ファーシングとは?
ふぁーしんぐ
ファーシングとは、イギリスで使われていた古い補助硬貨で、1ペニーの4分の1の価値を持ち、20世紀半ばまで流通していました。
ファーシング(Farthing)は、かつてイギリスおよびイギリス連邦諸国で使用されていた補助貨幣の単位・硬貨です。その価値は1ペニーの4分の1(すなわち1ポンドの960分の1)であり、現行の10進法に切り替わる以前のイギリス通貨体系(ポンド・シリング・ペンス)の最小単位として機能していました。

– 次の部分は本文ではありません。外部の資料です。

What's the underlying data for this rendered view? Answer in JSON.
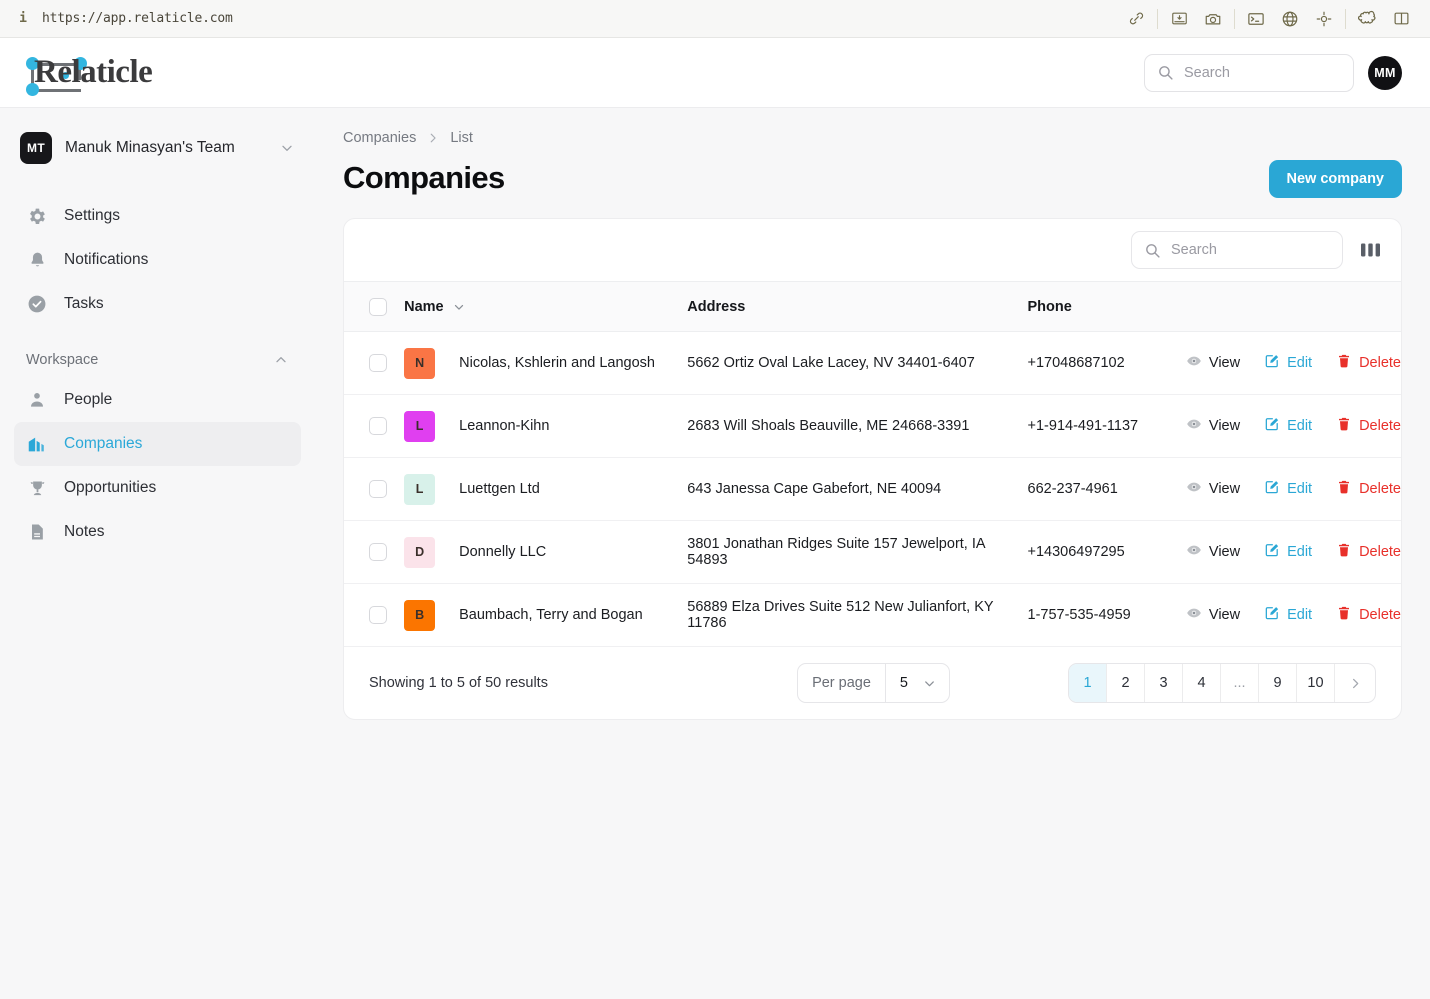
{
  "browser": {
    "info_icon": "info-icon",
    "url": "https://app.relaticle.com",
    "toolbar_icons": [
      "link-icon",
      "image-download-icon",
      "camera-icon",
      "terminal-icon",
      "globe-icon",
      "crosshair-target-icon",
      "puzzle-piece-icon",
      "split-pane-icon"
    ]
  },
  "header": {
    "logo_text": "Relaticle",
    "search": {
      "placeholder": "Search",
      "value": "",
      "icon": "search-icon"
    },
    "avatar_initials": "MM"
  },
  "sidebar": {
    "team": {
      "initials": "MT",
      "name": "Manuk Minasyan's Team",
      "chevron": "chevron-down-icon"
    },
    "top_items": [
      {
        "label": "Settings",
        "icon": "gear-icon"
      },
      {
        "label": "Notifications",
        "icon": "bell-icon"
      },
      {
        "label": "Tasks",
        "icon": "check-circle-icon"
      }
    ],
    "section": {
      "label": "Workspace",
      "chevron": "chevron-up-icon"
    },
    "workspace_items": [
      {
        "label": "People",
        "icon": "person-icon",
        "active": false
      },
      {
        "label": "Companies",
        "icon": "building-icon",
        "active": true
      },
      {
        "label": "Opportunities",
        "icon": "trophy-icon",
        "active": false
      },
      {
        "label": "Notes",
        "icon": "document-icon",
        "active": false
      }
    ]
  },
  "main": {
    "breadcrumb": {
      "root": "Companies",
      "separator": "chevron-right-icon",
      "current": "List"
    },
    "page_title": "Companies",
    "new_button": "New company",
    "toolbar": {
      "search": {
        "placeholder": "Search",
        "value": "",
        "icon": "search-icon"
      },
      "columns_icon": "columns-icon"
    },
    "table": {
      "headers": {
        "name": "Name",
        "address": "Address",
        "phone": "Phone"
      },
      "sort_icon": "chevron-down-icon",
      "rows": [
        {
          "initial": "N",
          "avatar_color": "#fa7545",
          "name": "Nicolas, Kshlerin and Langosh",
          "address": "5662 Ortiz Oval Lake Lacey, NV 34401-6407",
          "phone": "+17048687102"
        },
        {
          "initial": "L",
          "avatar_color": "#e03ff0",
          "name": "Leannon-Kihn",
          "address": "2683 Will Shoals Beauville, ME 24668-3391",
          "phone": "+1-914-491-1137"
        },
        {
          "initial": "L",
          "avatar_color": "#d8f1ea",
          "name": "Luettgen Ltd",
          "address": "643 Janessa Cape Gabefort, NE 40094",
          "phone": "662-237-4961"
        },
        {
          "initial": "D",
          "avatar_color": "#fbe3ea",
          "name": "Donnelly LLC",
          "address": "3801 Jonathan Ridges Suite 157 Jewelport, IA 54893",
          "phone": "+14306497295"
        },
        {
          "initial": "B",
          "avatar_color": "#fb7500",
          "name": "Baumbach, Terry and Bogan",
          "address": "56889 Elza Drives Suite 512 New Julianfort, KY 11786",
          "phone": "1-757-535-4959"
        }
      ],
      "actions": {
        "view": "View",
        "edit": "Edit",
        "delete": "Delete"
      }
    },
    "footer": {
      "showing": "Showing 1 to 5 of 50 results",
      "per_page_label": "Per page",
      "per_page_value": "5",
      "per_page_chevron": "chevron-down-icon",
      "pages": [
        "1",
        "2",
        "3",
        "4",
        "...",
        "9",
        "10"
      ],
      "active_page": "1",
      "next_icon": "chevron-right-icon"
    }
  },
  "colors": {
    "accent": "#2aa7d5",
    "danger": "#e8302a",
    "active_page_bg": "#e9f6fb"
  }
}
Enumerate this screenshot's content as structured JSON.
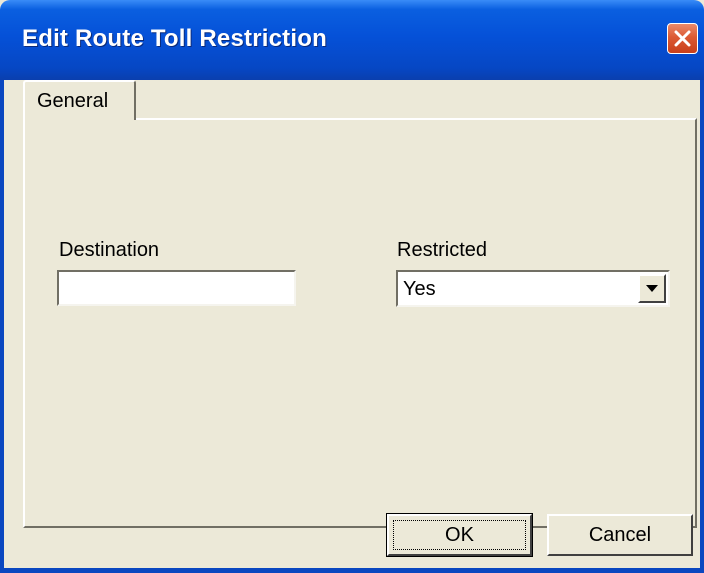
{
  "window": {
    "title": "Edit Route Toll Restriction"
  },
  "tabs": [
    {
      "label": "General",
      "selected": true
    }
  ],
  "form": {
    "destination": {
      "label": "Destination",
      "value": ""
    },
    "restricted": {
      "label": "Restricted",
      "value": "Yes"
    }
  },
  "buttons": {
    "ok_label": "OK",
    "cancel_label": "Cancel"
  },
  "icons": {
    "close": "close-icon",
    "dropdown": "chevron-down-icon"
  },
  "colors": {
    "titlebar": "#0551d8",
    "close_button": "#dc5a34",
    "dialog_background": "#ece9d8"
  }
}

「ファーシング」という語は古英語の「feorthing(4分の1)」に由来します。ファーシング硬貨の歴史は中世にさかのぼり、銀貨として鋳造されたのが始まりです。17世紀以降は銅貨、後にブロンズ貨として製造されました。表面にはイギリス国王・女王の肖像が、裏面にはレン(ミソサザイ)のデザインが描かれたことで知られます。
ファーシングの主な概要は以下のとおりです。
- 使用国:イギリスおよびかつての連邦諸国
- 価値:1ペニーの4分の1(1/960ポンド)
- 廃止:1960年12月31日をもって法定通貨としての効力を失った
- 用途:19〜20世紀前半の日常的な小額取引に広く使われた
ファーシングはその後の10進法通貨制度(1971年導入)への移行に先んじて廃止されており、現在はコレクターズアイテムとして古銭市場で取引されています。「ファーシングにも値しない」という表現がイギリス英語で「価値がない」を意味する慣用句として残っています。
使い方・例文
イギリスの歴史や古銭収集の話題で、ヴィクトリア朝時代や20世紀初頭の物価を説明する際に「パンひとかけらがファーシング数枚で買えた」のように登場します。